O Congresso aprovou R$ 3,3 bilhões para a pasta do Desenvolvimento Agrário, mas o governo fez um corte de R$ 929 milhões, representando 28,4% do total do orçamento do ministério. No total, Dilma decidiu segurar mais de R$ 50 bilhões, para conter a inflação nos primeiros meses depois de assumir o cargo de Luiz Inácio Lula da Silva. Para o advogado, a presidente não mudou a política do antecessor, mas o corte pesado já indica a necessidade de cautela.

“Já era pouco recurso e ficou pior ainda. O governo federal não dá prioridade para agricultura familiar e se preocupa quase exclusivamente com o agronegócio, com a monocultura. Nós não temos assistência nem crédito, isso precisa mudar nos próximos anos. Enquanto a prioridade for agronegócio e pecuária, continuaremos assistindo à uma corrida desses setores para a Amazônia e, consequentemente, um agravamento dos conflitos”, afirmou.

“Com esse corte, os ruralistas, os grileiros e os madeireiros estão vendo que a questão agrária não é a prioridade da presidente. Ainda temos filas longas de pessoas querendo ser assentadas, mas o problema está ficando ainda mais sério na qualidade dos assentamentos, que não têm como escoar produção, não contam com infra-estrutura. Se o Incra tivesse mais técnicos e menos políticos, talvez fôssemos mais levados a sério.”
Mil reais e código florestal

Para o advogado, que trabalha em Marabá, no sudoeste do Pará, “os setores do agronegócio sempre foram atendidos e agora há um pacto político com PMDB, PP e PR, entre outros”. “Um acordo político e um modelo de desenvolvimento baseado no agronegócio dificultaram. Só temos essa atenção por causa da pressão da imprensa e da sociedade. Mas pessoas estão sendo mortas por R$ 1.000 há tempos. É tão fácil matar alguém quanto pegar táxi”, disse.
Mortes no campo reforçam estigma de impunidade no Pará

Batista afirmou que as medidas anunciadas pelo governo mais cedo, em resposta à morte dos agricultores, “só vieram por causa da pressão da imprensa e da sociedade”. E que são poucas. “Criar grupo de ministros e instalar uma estrutura ou duas não resolve o problema central: é preciso mudar de política. O grande produtor não pode ser visto com bons olhos e o produtor pequeno não ter direito a nada”, afirmou.
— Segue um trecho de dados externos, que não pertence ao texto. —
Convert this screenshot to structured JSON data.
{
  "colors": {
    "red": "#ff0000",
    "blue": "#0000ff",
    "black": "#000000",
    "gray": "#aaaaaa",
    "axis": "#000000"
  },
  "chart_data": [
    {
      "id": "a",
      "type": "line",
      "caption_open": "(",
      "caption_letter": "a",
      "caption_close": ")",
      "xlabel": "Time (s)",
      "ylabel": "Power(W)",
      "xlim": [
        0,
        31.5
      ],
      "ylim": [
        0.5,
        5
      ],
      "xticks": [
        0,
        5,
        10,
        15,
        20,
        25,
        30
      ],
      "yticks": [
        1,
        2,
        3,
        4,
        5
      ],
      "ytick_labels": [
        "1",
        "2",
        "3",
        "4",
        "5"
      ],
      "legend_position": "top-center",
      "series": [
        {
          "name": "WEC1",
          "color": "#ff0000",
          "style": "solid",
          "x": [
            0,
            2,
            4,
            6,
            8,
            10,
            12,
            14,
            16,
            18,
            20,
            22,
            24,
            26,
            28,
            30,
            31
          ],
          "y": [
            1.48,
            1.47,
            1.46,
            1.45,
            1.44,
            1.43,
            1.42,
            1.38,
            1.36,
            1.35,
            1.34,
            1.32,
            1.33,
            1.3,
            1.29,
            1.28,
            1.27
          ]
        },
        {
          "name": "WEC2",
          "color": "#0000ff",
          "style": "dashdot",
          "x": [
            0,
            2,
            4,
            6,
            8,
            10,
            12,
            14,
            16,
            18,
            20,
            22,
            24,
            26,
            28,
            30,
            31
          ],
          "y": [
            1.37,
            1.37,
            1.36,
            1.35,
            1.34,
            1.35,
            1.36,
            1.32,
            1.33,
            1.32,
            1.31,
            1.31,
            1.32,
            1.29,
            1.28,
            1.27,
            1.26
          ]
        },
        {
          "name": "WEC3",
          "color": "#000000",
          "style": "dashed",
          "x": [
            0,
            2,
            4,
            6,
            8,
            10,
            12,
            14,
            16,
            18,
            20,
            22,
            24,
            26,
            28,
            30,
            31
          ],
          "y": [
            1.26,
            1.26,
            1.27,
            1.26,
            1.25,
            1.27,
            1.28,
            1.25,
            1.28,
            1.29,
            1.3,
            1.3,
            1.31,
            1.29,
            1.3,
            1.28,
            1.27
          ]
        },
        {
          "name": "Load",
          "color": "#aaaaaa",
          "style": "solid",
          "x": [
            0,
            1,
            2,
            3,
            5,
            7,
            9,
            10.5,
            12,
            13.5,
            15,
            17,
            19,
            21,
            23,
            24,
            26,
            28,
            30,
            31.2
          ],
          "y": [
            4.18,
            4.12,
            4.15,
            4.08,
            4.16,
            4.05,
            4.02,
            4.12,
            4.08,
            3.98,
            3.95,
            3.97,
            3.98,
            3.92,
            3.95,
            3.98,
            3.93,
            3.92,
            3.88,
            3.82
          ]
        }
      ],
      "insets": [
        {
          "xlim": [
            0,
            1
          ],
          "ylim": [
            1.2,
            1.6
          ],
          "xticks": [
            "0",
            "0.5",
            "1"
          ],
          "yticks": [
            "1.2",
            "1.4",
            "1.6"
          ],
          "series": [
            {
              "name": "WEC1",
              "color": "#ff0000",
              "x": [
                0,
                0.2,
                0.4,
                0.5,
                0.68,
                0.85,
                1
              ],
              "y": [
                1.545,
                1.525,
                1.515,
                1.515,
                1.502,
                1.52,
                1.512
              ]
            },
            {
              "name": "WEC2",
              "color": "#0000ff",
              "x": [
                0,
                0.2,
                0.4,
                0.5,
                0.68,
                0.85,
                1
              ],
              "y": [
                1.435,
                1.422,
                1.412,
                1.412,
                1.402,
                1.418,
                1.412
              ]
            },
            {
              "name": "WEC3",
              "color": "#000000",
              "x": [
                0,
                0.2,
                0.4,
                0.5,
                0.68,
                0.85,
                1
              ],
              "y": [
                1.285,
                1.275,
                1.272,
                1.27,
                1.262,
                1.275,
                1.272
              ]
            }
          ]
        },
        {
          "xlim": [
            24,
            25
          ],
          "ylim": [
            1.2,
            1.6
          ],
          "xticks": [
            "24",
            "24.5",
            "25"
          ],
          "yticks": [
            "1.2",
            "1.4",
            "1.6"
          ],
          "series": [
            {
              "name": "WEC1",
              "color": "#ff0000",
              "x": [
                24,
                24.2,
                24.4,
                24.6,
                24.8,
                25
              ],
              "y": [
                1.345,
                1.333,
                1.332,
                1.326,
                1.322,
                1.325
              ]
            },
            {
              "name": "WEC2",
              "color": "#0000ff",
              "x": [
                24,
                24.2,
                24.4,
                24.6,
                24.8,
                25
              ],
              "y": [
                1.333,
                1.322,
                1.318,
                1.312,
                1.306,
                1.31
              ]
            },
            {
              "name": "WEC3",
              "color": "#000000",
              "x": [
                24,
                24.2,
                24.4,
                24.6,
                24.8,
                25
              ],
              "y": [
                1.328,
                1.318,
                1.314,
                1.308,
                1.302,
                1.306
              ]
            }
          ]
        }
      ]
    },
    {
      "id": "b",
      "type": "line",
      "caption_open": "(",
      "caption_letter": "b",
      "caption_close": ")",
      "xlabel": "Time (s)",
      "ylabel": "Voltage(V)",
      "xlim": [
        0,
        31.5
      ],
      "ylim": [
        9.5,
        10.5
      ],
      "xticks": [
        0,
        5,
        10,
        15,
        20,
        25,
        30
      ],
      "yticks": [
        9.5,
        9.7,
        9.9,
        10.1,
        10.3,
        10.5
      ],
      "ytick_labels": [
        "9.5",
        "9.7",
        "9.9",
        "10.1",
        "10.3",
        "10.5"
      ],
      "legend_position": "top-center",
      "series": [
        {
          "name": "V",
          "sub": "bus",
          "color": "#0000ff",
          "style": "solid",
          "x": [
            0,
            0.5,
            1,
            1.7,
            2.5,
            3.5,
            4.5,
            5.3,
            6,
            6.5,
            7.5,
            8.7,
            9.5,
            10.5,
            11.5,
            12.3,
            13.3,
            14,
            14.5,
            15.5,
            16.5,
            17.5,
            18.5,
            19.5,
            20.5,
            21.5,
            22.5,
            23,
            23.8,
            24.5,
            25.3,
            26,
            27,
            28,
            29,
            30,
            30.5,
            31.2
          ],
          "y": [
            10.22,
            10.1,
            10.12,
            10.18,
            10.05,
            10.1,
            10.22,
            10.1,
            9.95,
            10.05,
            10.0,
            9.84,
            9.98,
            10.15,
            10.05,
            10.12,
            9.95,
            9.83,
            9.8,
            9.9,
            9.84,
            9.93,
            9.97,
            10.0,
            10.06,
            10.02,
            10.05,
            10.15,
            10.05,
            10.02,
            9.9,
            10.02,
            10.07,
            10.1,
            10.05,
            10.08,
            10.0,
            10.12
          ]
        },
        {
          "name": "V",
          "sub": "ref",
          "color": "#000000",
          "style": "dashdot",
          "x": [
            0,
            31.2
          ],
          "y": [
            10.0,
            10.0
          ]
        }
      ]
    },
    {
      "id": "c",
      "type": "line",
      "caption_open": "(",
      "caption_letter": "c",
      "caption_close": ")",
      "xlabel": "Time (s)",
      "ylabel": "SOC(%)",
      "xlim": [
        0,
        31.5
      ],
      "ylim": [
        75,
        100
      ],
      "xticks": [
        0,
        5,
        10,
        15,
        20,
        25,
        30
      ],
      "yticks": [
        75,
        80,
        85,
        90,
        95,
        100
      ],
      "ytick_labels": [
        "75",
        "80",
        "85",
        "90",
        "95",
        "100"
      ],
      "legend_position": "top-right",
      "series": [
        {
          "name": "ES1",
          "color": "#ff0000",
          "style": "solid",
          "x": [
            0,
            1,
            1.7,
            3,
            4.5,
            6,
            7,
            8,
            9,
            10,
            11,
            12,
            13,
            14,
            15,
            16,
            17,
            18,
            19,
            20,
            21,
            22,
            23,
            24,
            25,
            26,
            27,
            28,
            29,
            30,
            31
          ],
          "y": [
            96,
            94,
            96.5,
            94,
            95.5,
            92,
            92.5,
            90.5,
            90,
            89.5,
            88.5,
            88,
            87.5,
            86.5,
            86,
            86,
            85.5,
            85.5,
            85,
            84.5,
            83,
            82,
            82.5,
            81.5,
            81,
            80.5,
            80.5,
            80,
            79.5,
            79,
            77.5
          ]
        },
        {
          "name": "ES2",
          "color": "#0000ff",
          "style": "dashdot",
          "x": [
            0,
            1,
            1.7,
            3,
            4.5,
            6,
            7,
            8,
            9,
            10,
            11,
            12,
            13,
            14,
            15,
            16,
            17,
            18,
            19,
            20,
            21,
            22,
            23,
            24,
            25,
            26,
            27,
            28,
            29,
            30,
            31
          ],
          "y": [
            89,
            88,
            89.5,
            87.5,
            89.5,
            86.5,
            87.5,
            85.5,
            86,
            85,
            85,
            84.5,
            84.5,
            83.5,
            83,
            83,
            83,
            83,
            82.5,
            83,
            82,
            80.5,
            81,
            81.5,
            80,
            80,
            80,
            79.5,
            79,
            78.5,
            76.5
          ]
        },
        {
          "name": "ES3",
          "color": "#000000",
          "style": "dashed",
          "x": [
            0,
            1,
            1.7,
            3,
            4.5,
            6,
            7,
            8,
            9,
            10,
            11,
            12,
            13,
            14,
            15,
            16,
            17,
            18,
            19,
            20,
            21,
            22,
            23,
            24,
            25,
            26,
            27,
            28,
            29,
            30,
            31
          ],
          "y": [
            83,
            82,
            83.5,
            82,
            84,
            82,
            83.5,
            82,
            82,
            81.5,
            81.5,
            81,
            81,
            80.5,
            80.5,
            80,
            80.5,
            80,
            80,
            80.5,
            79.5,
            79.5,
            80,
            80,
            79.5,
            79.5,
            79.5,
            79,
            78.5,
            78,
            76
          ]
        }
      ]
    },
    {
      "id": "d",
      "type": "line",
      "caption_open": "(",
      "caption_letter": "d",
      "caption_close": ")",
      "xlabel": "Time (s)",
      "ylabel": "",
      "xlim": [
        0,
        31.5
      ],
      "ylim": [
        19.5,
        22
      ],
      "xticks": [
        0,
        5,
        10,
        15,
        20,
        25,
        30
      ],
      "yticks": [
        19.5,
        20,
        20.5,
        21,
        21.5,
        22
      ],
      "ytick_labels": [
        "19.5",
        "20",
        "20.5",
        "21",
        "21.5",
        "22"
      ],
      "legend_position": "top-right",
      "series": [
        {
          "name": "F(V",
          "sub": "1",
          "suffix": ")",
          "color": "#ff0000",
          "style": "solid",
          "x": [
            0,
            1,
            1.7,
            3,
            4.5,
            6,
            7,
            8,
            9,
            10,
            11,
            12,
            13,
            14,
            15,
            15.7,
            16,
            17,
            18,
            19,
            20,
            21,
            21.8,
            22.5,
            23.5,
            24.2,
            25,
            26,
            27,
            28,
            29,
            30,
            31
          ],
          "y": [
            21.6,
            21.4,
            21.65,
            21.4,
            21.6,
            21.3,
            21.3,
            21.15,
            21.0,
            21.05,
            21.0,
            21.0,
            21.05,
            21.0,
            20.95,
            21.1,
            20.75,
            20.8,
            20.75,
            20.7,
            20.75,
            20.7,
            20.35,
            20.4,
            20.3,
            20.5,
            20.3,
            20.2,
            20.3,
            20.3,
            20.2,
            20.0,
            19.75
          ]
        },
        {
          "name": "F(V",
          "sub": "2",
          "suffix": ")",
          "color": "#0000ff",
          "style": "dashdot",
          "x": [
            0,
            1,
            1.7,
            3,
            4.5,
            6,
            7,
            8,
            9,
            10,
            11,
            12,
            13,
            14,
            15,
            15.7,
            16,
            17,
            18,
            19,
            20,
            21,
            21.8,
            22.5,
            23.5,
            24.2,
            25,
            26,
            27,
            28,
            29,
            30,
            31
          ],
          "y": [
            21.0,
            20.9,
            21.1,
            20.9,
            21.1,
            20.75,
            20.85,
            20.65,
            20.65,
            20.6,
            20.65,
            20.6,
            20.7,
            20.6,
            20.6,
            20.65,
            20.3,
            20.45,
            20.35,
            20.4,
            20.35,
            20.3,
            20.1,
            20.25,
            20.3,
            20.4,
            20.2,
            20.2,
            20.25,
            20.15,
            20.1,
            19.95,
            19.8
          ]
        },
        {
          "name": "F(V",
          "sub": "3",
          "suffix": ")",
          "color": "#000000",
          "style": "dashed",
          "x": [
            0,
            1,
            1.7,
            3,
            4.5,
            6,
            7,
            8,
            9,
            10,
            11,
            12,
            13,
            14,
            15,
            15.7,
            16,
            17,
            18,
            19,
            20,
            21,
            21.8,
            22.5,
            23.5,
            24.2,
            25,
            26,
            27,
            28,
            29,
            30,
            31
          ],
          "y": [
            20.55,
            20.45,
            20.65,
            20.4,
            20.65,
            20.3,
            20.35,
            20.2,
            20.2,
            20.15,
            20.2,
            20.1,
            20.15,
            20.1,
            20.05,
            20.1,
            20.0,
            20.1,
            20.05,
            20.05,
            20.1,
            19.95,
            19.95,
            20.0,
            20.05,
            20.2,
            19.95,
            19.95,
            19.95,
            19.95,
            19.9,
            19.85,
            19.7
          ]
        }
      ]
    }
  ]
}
O advogado disse que o código florestal, alvo de um impasse entre Dilma e sua base aliada no Congresso, é o “pano de fundo da morte de todas os agricultores ligados ao ambientalismo nesses dias”. “É uma hora de indefinição sobre como será a lei e isso cria insegurança”, disse. “Os ruralistas querem ampliar seus negócios em direção à Amazônia. Se o governo não sinalizar claramente que não vai aceitar, eles vão dar muitos passos a mais.”